На ферме его ожидала именно та встреча, которую он предвкушал и которой опасался примерно в равных долях, хотя с каждой оставшейся позади милей равновесие это постоянно нарушалось то в одну, то в другую сторону. За ночь распогодилось, и чудесный день английской осени – в хрустальном небе ясное солнце, и все словно мерцает – не предлагал укрытий для робкого сердца. Такой же сияющий, как глянец на яблоке, он не допускал возражений. Фрэнсис расслабился на заднем сиденье и попытался предаться волшебству дня, но чувства его оставались противоречивыми. Его шофер вела машину уверенно и почти все время держала максимально разрешенную скорость. В воздухе еще не чувствовалось осенней зябкости, и можно было опустить стекла. Американец радовался этому ветру, уносящемуся на его родной запад, – свежему, бодрящему, напоенному запахом мякины со сжатых полей справа и слева. Открывающиеся виды напоминали ему старое лоскутное одеяло из кусочков бархата и дерюги – коричневых, рыжеватых, оранжевых и бежевых, сшитых вперемешку с зелеными и золотыми.
Едва он пришел к этому выводу, как лоскутки скрылись за живыми изгородями такой высоты, что дорога превратилась в зеленый туннель, весь в ягодах шиповника и ежевики, сочной после дождей. Часто сами кусты заслонял высохший бурьян. Фрэнсис спросил, как он называется, однако, услышав в ответ «бутень одуряющий», почувствовал разочарование: ему было известно куда более романтичное название – «кружева королевы Анны». Изгороди и поля проносились и проносились мимо. Когда на крутом повороте с куста вспорхнула стайка воробьев и серым облачком пронеслась над машиной, Фрэнсис удивился – он считал их городскими птицами. А когда на следующем повороте он увидел красногрудую пичужку, которая упрямо осталась сидеть на столбе, хотя машина пронеслась совсем рядом, он сообразил, что это реполов.
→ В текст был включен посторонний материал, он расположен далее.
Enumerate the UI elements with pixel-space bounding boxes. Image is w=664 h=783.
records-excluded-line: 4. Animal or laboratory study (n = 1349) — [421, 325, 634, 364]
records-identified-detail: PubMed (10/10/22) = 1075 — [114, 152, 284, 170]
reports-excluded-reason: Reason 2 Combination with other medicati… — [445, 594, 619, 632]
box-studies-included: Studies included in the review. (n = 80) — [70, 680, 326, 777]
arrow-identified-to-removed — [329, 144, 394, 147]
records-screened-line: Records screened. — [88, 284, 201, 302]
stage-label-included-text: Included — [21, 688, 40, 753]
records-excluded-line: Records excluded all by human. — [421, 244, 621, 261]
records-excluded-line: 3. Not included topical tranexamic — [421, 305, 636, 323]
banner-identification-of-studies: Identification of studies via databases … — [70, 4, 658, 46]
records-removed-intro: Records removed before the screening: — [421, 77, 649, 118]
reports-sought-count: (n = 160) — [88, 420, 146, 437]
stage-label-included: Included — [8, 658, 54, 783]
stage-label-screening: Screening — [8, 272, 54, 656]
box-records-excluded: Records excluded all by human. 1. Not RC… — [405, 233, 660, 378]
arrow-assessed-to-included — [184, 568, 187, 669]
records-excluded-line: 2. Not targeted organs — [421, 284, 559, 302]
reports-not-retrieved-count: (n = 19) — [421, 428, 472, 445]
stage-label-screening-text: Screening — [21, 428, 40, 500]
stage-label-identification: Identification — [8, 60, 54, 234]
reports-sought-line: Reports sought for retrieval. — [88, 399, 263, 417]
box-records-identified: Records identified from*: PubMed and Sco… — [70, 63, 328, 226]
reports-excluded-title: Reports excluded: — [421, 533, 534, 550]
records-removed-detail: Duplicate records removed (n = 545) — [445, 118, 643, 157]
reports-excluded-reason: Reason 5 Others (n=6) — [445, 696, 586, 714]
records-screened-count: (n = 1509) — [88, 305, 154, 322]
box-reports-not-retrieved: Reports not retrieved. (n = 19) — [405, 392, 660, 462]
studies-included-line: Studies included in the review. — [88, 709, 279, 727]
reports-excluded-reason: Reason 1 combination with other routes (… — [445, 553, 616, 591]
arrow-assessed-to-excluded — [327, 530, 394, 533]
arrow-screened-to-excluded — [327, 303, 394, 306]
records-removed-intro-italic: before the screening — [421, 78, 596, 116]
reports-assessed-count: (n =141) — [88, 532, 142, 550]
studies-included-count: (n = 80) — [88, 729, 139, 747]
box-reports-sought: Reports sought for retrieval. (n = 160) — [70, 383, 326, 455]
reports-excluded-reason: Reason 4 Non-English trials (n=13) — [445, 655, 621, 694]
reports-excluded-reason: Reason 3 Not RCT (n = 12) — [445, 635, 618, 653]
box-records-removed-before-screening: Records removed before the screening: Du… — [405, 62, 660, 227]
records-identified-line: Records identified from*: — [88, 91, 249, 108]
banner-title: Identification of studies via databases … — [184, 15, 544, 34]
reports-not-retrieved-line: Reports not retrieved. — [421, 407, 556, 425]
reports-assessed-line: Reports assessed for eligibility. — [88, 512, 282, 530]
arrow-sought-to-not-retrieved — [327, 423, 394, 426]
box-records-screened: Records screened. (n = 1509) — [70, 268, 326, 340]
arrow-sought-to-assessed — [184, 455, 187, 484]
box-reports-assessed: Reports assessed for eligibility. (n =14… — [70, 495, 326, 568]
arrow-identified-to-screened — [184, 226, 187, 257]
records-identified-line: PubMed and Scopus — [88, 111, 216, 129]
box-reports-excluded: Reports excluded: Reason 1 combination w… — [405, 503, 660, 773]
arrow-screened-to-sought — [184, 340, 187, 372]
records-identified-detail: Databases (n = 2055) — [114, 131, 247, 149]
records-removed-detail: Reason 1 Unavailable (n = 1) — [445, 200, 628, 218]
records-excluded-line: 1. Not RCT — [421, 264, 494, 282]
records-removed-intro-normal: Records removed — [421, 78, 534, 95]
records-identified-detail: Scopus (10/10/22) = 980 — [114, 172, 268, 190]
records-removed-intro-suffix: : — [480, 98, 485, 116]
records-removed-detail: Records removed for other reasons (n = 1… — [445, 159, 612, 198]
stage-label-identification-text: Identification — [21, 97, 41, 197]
А в Америке так называли совсем других птиц, втрое крупнее.
Всюду вокруг него была эта двойственность, как и внутри – знакомое и чужое, и с каждой новой милей одно сменялось другим, и сердце у него начинало бешено колотиться.
Но даже тени этой борьбы не отражалось на лице Фрэнсиса, и девушка, его шофер (он подумывал закрепить ее за собой постоянно), была отнюдь не первой и отнюдь не самой юной, кого обманула его внешняя уравновешенность. Она знала только, что везет своего нового офицера в деревню к родственникам. Откуда же ей после столь краткого знакомства было знать, что в душе Фрэнсиса Уилмота, как у его покойной сестры, таился источник глубокого покоя, не возмущаемый извне и столь далекий от поверхности, что никакое его волнение не было различимо сверху. Исключением являлись только глаза, на самом дне которых очень чуткий наблюдатель мог бы уловить затаившийся призрак. Вот почему молчаливость и задумчивость Фрэнсиса столь часто принимали за безмятежность и в отношениях с ним исходили только из этого впечатления. Это была наследственная черта: Уилмоты приходили в мир быть утешителями, а не утешаемыми.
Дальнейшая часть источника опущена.